Developed Economies Expand in the Third Quarter
With most emerging markets continuing to record lower levels of economic growth than in previous years, developed economies have been forced to play a greater role in driving growth for the global economy. Unfortunately, most developed economies have also recorded disappointing rates of growth during this period, as their recoveries from the global financial crisis have been less than robust. Two factors are largely to blame for this disappointing growth. First, the growth ceilings that determine how high economic growth can go before an economy overheats have fallen by at least 25% in most developed economies over the past ten to 15 years. Second, the external environment facing developed economies has worsened significantly as a result of declining levels of export competitiveness and a slowdown in growth in many key export markets. Add to these factors the relatively low level of business and investor confidence in many developed economies and it is easy to see why so many developed economies are struggling to return to pre-crisis levels of growth.

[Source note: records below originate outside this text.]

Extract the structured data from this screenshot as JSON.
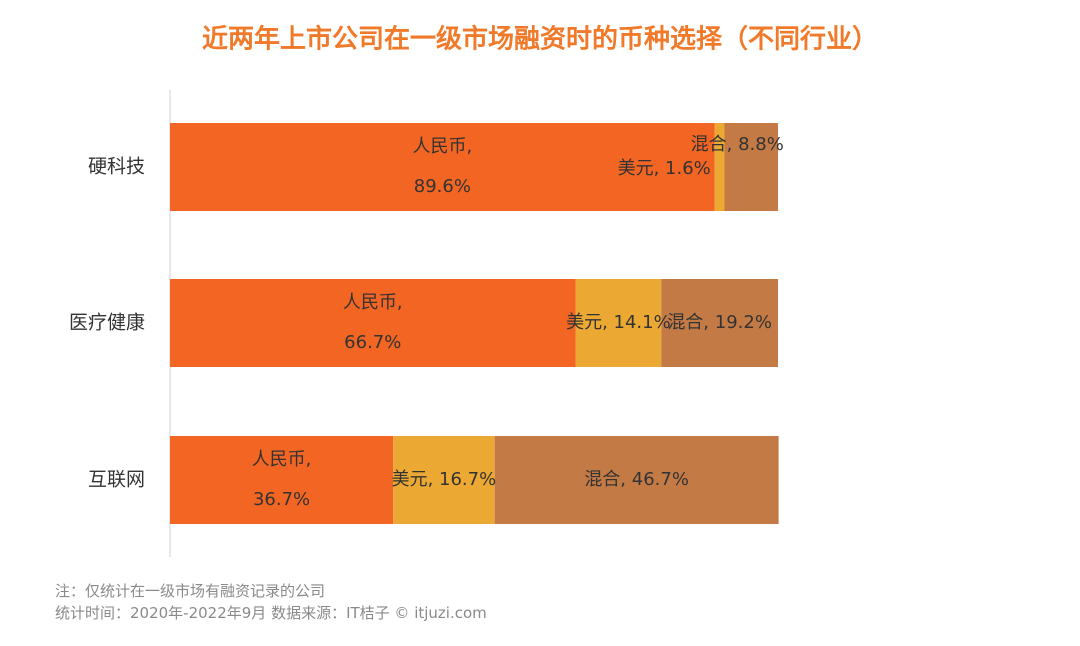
{
  "chart_data": {
    "type": "stacked_bar_horizontal",
    "title": "近两年上市公司在一级市场融资时的币种选择（不同行业）",
    "categories": [
      "硬科技",
      "医疗健康",
      "互联网"
    ],
    "series": [
      {
        "name": "人民币",
        "color": "#f26522",
        "values": [
          89.6,
          66.7,
          36.7
        ],
        "value_labels": [
          "人民币, 89.6%",
          "人民币, 66.7%",
          "人民币, 36.7%"
        ]
      },
      {
        "name": "美元",
        "color": "#eba832",
        "values": [
          1.6,
          14.1,
          16.7
        ],
        "value_labels": [
          "美元, 1.6%",
          "美元, 14.1%",
          "美元, 16.7%"
        ]
      },
      {
        "name": "混合",
        "color": "#c47a45",
        "values": [
          8.8,
          19.2,
          46.7
        ],
        "value_labels": [
          "混合, 8.8%",
          "混合, 19.2%",
          "混合, 46.7%"
        ]
      }
    ],
    "xlim": [
      0,
      100
    ],
    "notes": [
      "注：仅统计在一级市场有融资记录的公司",
      "统计时间：2020年-2022年9月   数据来源：IT桔子 © itjuzi.com"
    ]
  }
}
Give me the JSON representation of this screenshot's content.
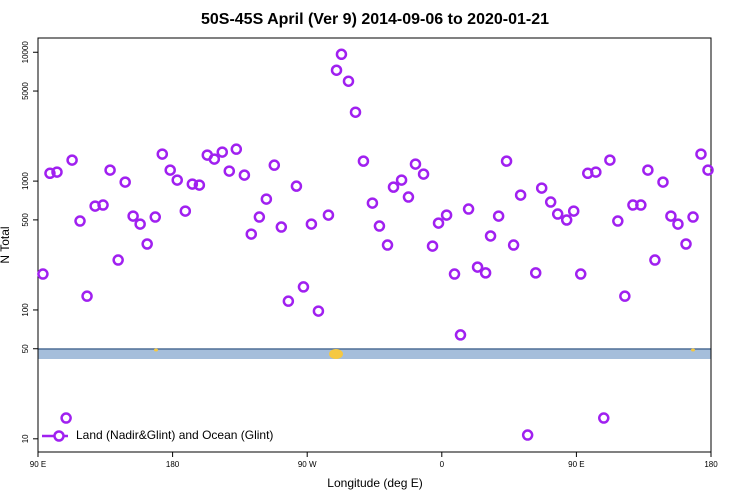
{
  "chart_data": {
    "type": "scatter",
    "title": "50S-45S April (Ver 9)   2014-09-06 to 2020-01-21",
    "x_label": "Longitude (deg E)",
    "y_label": "N Total",
    "log_y": true,
    "legend": "bottomleft",
    "xlim": [
      90,
      540
    ],
    "xticks": [
      {
        "value": 90,
        "label": "90 E"
      },
      180,
      {
        "value": 270,
        "label": "90 W"
      },
      {
        "value": 360,
        "label": "0"
      },
      {
        "value": 450,
        "label": "90 E"
      },
      {
        "value": 540,
        "label": "180"
      }
    ],
    "ylim": [
      7.9,
      12900
    ],
    "yticks": [
      10,
      50,
      100,
      500,
      1000,
      5000,
      10000
    ],
    "series": [
      {
        "name": "Land (Nadir&Glint) and Ocean (Glint)",
        "color": "#a020f0",
        "x": [
          93.3,
          98.0,
          102.7,
          108.8,
          112.8,
          118.1,
          122.8,
          128.2,
          133.5,
          138.2,
          143.6,
          148.3,
          153.6,
          158.3,
          163.0,
          168.4,
          173.1,
          178.4,
          183.1,
          188.5,
          193.2,
          197.9,
          203.2,
          207.9,
          213.2,
          217.9,
          222.6,
          228.0,
          232.6,
          238.0,
          242.7,
          248.0,
          252.7,
          257.4,
          262.8,
          267.5,
          272.8,
          277.5,
          284.2,
          289.6,
          292.9,
          297.6,
          302.3,
          307.6,
          313.6,
          318.3,
          323.7,
          327.7,
          333.1,
          337.7,
          342.4,
          347.8,
          353.8,
          357.8,
          363.2,
          368.5,
          372.5,
          377.9,
          383.9,
          389.3,
          392.6,
          398.0,
          403.3,
          408.0,
          412.7,
          417.4,
          422.8,
          426.8,
          432.8,
          437.5,
          443.5,
          448.2,
          452.9,
          457.6,
          463.0,
          468.3,
          472.4,
          477.7,
          482.4,
          487.8,
          493.1,
          497.8,
          502.5,
          507.9,
          513.2,
          517.9,
          523.3,
          528.0,
          533.3,
          538.0
        ],
        "values": [
          190,
          1150,
          1175,
          14.5,
          1455,
          490,
          128,
          640,
          652,
          1217,
          244,
          982,
          535,
          464,
          325,
          526,
          1620,
          1217,
          1018,
          585,
          948,
          931,
          1592,
          1482,
          1679,
          1196,
          1770,
          1113,
          388,
          526,
          725,
          1330,
          440,
          117,
          914,
          151,
          464,
          98,
          545,
          7250,
          9640,
          5960,
          3425,
          1429,
          675,
          448,
          319,
          898,
          1018,
          752,
          1355,
          1133,
          313,
          472,
          545,
          190,
          64,
          607,
          215,
          194,
          375,
          535,
          1429,
          319,
          779,
          10.7,
          194,
          883,
          688,
          555,
          499,
          585,
          190,
          1150,
          1175,
          14.5,
          1455,
          490,
          128,
          652,
          652,
          1217,
          244,
          982,
          535,
          464,
          325,
          526,
          1620,
          1217
        ]
      }
    ]
  }
}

For the world’s largest developed economy, the United States, the first half of 2016 proved to be a bitterly disappointing period as a hoped-for surge in growth failed to materialize, resulting in the US economy growing by just 1.1% on an annualized basis over the first six months of this year. However, growth soared in the third quarter in the US, with GDP growth rising to 2.9% on an annualized basis, the highest rate of growth in the US in two years. This growth was driven by a continued increase in consumer spending as well as a rebound in export growth, despite the fact that many of the US’ key export markets remain weak and the US dollar remains strong. This surge in growth in the third quarter has raised hopes that the US economy can finally break out of its recent period of relatively sluggish growth and began to grow at a rate of more than 3% over a prolonged period of time, something that it has not done in over a decade. Interestingly, this was the last major piece of economic data that will be released in the United States ahead of its highly contentious elections that will take place next week, and it remains to be seen if this surge in growth in the third quarter will have an impact on these elections.
In the European Union, the economic recovery that has been underway since early 2015 appears to be slowly running out of steam and there are a number of factors that are in place that will likely result in slower growth in the EU in the coming months. In the third quarter of this year, the EU’s economy expanded by 1.8% on a year-on-year basis. In fact, since the beginning of 2015, the European Union’s economy has expanded at or near 2%, as it appears that the EU’s growth ceiling has fallen to around that level due to demographic constraints and lack of economic competitiveness among many of the leading economies in Europe. On the positive side, a weak euro has helped to boost export growth for many economies in Europe, while more competitive economies on Europe’s periphery (such as Britain, Spain and Poland) have remained the drivers of EU economic growth in recent years. Unfortunately, the outlook for economic growth in Europe is deteriorating as many of these peripheral economies face severe turmoil in the coming months, while too many European economies continue to not do enough to improve their economic competitiveness in order to boost their ability to attract investment and increase exports.
Emerging market economic growth is not forecast to improve significantly over the near-term as China’s economy continues to slow and many key emerging markets remain in major slumps, so developed economies will continue to have to play a greater role in driving growth for the global economy. However, lower growth ceilings will prevent the world’s leading developed economies from returning to the levels of growth that they had been able to achieve in previous decades. In the United States, economic growth is likely to continue to accelerate over the near-term, but it has been more than a decade since the US was able to record consistent rates of economic growth of more than 3%, limiting the US’ ability to boost the global economy. In Europe, the region’s economic recovery appears to have already peaked at just around 2% and growth rates are forecast to trend downwards over the near-term, as Europe’s leading economies are unable to sustain higher rates of growth.
Overall, developed economies will contribute a little more to global growth over the near-term, thanks largely to an improving outlook for the US economy, but this will not be enough to significantly boost overall global economic growth rates that have been stuck at near 3% over the past five years.